Division of Rheumatology, University of Pennsylvania, 8th Floor Penn Tower; One Convention Blvd, Philadelphia, PA 19104, USA.
Rheumatol Int. 2012 Dec;32(12):3841-4. doi: 10.1007/s00296-011-2301-4. Epub 2011 Dec 23.
To compare the characteristics of patients with systemic sclerosis who died within 2 years of diagnosis to those who died after 2 years of diagnosis. A retrospective chart review of all medical records of deceased systemic sclerosis (SSc) patients who had been followed at our institution from 1985 to 2007 was performed. We identified 87 deceased SSc patients within this period. From the 87 deceased individuals, 20 had died within 2 years after they were diagnosed, and 67 had died after 2 years of their diagnosis. Patients who died within 2 years of diagnosis were more likely to be anticentromere antibody negative when compared to the patients who died after 2 years (17/20 vs. 48/67, P = 0.03). The time from the first appearance of non-Raynaud's symptoms to diagnosis was significantly shorter in the group who died within 2 years than in the group who died after 2 years of diagnosis (11.8 ± 10.3 vs. 60.7 ± 64.9 months, P = 0.002). According to the Medsger severity score, there was more severe muscle (0.82 ± 1.13 vs. 1.8 ± 1.28, P = 0.0014) and heart (0.86 ± 1.37 vs. 2.1 ± 1.71, P = 0.0013) involvement at the initial evaluation in patients who died before 2 years of diagnosis when compared to the group of patients who died after 2 years of diagnosis. The time from the first symptoms to treatment initiation was significantly shorter in patients who died early (9.43 ± 6.3 vs. 38.3 ± 54.4 months, P = 0.05). The interval between treatment initiation and death was also significantly shorter (15.1 ± 9.48 vs. 60.7 ± 49.7 months, P = 0.001), reflecting greater severity of disease. Patients who died within the first 2 years of SSc diagnosis were typically anticentromere negative and had significant muscle and cardiac involvement. The time from the first appearance of non-Raynaud phenomenon symptoms to death was much shorter in the patients who died within 2 years of diagnosis, suggesting a very fulminant form of systemic sclerosis.

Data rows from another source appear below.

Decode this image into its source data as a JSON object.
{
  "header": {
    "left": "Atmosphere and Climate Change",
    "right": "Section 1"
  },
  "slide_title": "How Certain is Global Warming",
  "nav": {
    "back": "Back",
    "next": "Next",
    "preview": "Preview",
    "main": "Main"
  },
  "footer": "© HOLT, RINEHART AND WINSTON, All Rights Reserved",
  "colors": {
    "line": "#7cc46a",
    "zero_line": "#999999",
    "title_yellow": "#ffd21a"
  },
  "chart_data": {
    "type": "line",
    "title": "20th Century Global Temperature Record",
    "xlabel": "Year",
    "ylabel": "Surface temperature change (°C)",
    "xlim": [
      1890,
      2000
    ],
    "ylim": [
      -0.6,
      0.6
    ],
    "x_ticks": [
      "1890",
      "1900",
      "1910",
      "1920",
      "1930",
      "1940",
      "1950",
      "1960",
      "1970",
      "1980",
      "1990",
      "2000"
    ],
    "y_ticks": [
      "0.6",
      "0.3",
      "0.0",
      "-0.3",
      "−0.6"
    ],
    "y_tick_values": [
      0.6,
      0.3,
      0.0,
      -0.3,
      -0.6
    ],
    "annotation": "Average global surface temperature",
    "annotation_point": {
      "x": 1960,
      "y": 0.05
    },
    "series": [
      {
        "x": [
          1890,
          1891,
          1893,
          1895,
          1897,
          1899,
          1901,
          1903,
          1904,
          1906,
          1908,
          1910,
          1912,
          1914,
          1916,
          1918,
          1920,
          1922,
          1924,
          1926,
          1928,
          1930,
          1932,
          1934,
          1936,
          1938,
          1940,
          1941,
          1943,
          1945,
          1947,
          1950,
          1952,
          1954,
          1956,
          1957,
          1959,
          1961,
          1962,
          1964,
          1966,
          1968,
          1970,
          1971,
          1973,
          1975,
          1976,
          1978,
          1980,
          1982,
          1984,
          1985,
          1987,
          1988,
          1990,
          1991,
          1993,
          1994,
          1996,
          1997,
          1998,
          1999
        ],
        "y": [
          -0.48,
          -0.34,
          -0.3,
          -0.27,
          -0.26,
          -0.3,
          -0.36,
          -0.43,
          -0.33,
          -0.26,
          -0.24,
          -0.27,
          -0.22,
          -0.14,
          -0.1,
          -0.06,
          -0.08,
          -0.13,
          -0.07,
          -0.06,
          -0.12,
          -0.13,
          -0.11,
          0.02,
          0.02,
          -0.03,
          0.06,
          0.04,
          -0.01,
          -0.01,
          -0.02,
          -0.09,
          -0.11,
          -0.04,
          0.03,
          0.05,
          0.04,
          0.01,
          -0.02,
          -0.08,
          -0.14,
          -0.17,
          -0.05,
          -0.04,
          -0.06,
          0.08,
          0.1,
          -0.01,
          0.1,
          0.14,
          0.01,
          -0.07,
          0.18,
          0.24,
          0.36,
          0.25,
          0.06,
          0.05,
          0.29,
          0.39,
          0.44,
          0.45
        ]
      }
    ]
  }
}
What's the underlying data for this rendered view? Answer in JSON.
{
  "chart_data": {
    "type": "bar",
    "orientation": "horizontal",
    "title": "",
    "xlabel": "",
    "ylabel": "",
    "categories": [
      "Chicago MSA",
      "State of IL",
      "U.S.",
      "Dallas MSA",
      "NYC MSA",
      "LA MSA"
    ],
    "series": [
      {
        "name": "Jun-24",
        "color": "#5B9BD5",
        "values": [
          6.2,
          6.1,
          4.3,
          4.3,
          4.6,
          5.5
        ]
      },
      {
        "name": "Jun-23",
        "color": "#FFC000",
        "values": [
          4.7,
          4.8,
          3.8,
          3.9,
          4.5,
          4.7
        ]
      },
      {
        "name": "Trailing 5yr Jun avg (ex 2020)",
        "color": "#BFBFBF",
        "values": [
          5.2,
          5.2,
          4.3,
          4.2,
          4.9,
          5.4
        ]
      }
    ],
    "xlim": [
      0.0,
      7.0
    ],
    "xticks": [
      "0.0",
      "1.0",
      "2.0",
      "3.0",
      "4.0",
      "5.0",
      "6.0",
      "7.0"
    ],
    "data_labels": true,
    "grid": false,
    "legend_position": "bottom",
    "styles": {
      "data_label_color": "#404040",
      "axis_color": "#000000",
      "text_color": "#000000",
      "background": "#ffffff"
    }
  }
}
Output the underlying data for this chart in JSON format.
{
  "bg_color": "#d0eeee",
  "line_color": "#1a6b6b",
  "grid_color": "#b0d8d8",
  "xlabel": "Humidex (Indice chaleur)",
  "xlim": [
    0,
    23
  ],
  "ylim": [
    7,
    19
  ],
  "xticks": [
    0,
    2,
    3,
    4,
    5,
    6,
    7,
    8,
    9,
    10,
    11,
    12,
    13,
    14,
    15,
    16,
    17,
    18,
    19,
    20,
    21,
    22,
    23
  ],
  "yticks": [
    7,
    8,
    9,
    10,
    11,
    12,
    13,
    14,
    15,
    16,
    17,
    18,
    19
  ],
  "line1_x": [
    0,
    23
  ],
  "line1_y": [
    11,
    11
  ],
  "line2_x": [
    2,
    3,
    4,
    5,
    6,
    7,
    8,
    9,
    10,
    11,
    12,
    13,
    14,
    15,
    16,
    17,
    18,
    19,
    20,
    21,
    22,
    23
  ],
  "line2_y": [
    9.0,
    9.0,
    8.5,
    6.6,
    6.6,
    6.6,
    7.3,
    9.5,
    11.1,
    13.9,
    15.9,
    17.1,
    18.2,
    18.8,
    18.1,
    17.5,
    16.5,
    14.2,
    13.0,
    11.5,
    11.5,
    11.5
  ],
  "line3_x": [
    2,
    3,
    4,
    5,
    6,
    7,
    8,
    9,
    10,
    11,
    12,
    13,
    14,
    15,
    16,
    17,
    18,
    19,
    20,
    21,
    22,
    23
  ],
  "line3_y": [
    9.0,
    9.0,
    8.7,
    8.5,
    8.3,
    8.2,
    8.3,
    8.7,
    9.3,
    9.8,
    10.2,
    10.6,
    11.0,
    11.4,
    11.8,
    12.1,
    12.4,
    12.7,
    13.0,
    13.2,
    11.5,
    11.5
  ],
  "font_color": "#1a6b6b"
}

为了比较系统性硬化症(SSc)患者在诊断后 2 年内死亡与 2 年后死亡的特征。对 1985 年至 2007 年在本机构就诊的所有已故 SSc 患者的病历进行了回顾性图表分析。在此期间,我们共发现 87 名已故 SSc 患者。在这 87 名死亡个体中,有 20 人在诊断后 2 年内死亡,有 67 人在诊断后 2 年后死亡。与诊断后 2 年后死亡的患者相比,诊断后 2 年内死亡的患者更可能为抗着丝点抗体阴性(17/20 例 vs. 48/67 例,P = 0.03)。在诊断后 2 年内死亡的患者中,从首发非雷诺现象症状到诊断的时间明显短于诊断后 2 年后死亡的患者(11.8 ± 10.3 个月 vs. 60.7 ± 64.9 个月,P = 0.002)。根据 Medsger 严重程度评分,在诊断后 2 年内死亡的患者中,肌肉(0.82 ± 1.13 分 vs. 1.8 ± 1.28 分,P = 0.0014)和心脏(0.86 ± 1.37 分 vs. 2.1 ± 1.71 分,P = 0.0013)的初始评估受累更为严重。与诊断后 2 年后死亡的患者相比,早期死亡患者(9.43 ± 6.3 个月 vs. 38.3 ± 54.4 个月,P = 0.05)从首发症状到开始治疗的时间明显缩短。早期治疗开始与死亡之间的间隔也明显缩短(15.1 ± 9.48 个月 vs. 60.7 ± 49.7 个月,P = 0.001),这反映了疾病的严重程度更高。在诊断后 2 年内死亡的 SSc 患者通常为抗着丝点抗体阴性,且有明显的肌肉和心脏受累。在诊断后 2 年内死亡的患者中,从首发非雷诺现象症状到死亡的时间明显缩短,提示存在非常暴发性的系统性硬化症。